Duyduklarımı kulaklarım kabul etmiyordu.Aklımdan geçen ihtimaller zinciri işi daha da çıkmaz bir hale getiriyordu.Sadece arkadaşlardı değil mi?Abimin gece dışarı çıkıp, birlikte vakit geçirdikleri sıradan arkadaşlardan biriydi Hoseok.

Ama abimin evinde , onu da geçtim odasında ne işi vardı?Tek gecelik kalmamıştı belli ki.Hoseok'un kıyafetleri de odasındaydı.Abim özel alanına girilmesinden asla hoşlanmazdı fakat neden Hoseok'un kendi odasına sokmuştu?

Kapıdan geri çekilip başımı ellerimin arasına alıp kısa bir süre masaj yaptım.Tüm endişelerimden kurtulmak için geliştirdiğim bir yöntemdi.İşe de yarıyordu.

Aklımı karıştıran düşüncelerden kurtulup valizimi boşalttım.Pek kıyafet de almamıştım.Hepsi nasıl koyduysam öyleydiler.Hızlıca yerlerine yerleştirip pijamalarımı üstüme giydim.Aynamın karşısına geçip dudaklarıma çok özlediğim şeftalili dudak balımımı ve ellerime de englısh velvet markalı el kremimi sürdüm.Bakımsızlıktan kurumuştum orda.

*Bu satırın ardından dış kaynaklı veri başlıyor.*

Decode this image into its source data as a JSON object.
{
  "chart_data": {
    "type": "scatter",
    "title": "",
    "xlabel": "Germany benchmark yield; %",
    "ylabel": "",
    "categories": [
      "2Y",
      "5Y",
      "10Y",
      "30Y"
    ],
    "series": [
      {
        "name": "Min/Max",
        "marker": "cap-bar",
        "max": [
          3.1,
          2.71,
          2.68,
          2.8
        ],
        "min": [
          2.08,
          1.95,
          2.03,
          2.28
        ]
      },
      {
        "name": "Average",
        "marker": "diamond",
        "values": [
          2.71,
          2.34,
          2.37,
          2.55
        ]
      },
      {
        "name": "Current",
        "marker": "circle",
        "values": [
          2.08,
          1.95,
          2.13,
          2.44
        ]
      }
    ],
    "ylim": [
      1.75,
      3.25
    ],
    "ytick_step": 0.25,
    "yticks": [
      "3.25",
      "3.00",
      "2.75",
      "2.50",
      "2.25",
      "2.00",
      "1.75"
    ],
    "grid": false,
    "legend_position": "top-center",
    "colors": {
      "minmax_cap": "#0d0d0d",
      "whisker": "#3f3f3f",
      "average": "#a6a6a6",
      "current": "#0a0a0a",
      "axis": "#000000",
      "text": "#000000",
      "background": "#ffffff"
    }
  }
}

Pofuduk terliklerimi de giyip zaman kaybetmeden salona indim.Hoseok ortalıkta yoktu, abim ise kahveleri fincanlara dolduruyordu yeni yeni.Bu ortamı özlemiştim.Yoongi ve ben...huysuz ve bir o kadar da birbirinden kopamayan iki baş belasıydık.

Oldukça dalgındı.Bugün ikinci kez ruhu duymadan dibine kadar gelmiştim.Aniden beline sarıldığımda elinin titrediğini görmüştüm.Küçük çaplı bir kalp krizi geçirmese iyiydi.

"Ne yapıyorsun Seohyun?"diye sordu sitem ederken. "Abime sarılıyorum."dedim şımarık bir kız çocuğu gibi.Bir tek Yoongi'nin yanında çocuk olmuştum.Fakat daha iki gün evvel Jimin de bana bu rahatlığı ve güveni vermişti.Abimden sonra ilk defa bir erkekte tatmıştım bu duyguyu.

Babamın yanında ise asla çocuk olmamıştım.Tüm kızların şımarabileceği bir babası varken benim kimsem yoktu.

Eski günler gözlerimi doldururken öptüm yanağından."Ne oldu da içindeki abi sevgisi kabardı?En son fondötenini kullandığım için kıaymeti koparmıştın."dediğinde gülmüştüm.Elindekini bırakıp bana döndü ve sıkıca sarıldı.Saçlarımdan öpmesi çok hoşuma gidiyordu.

"Özledim seni.İlla o küçük kıçını tekmelemem mi gerekiyor?"diye sorduğumda gülüp fincanları masaya yerleştirdi.Ondan ayrılıp karşısına oturdum.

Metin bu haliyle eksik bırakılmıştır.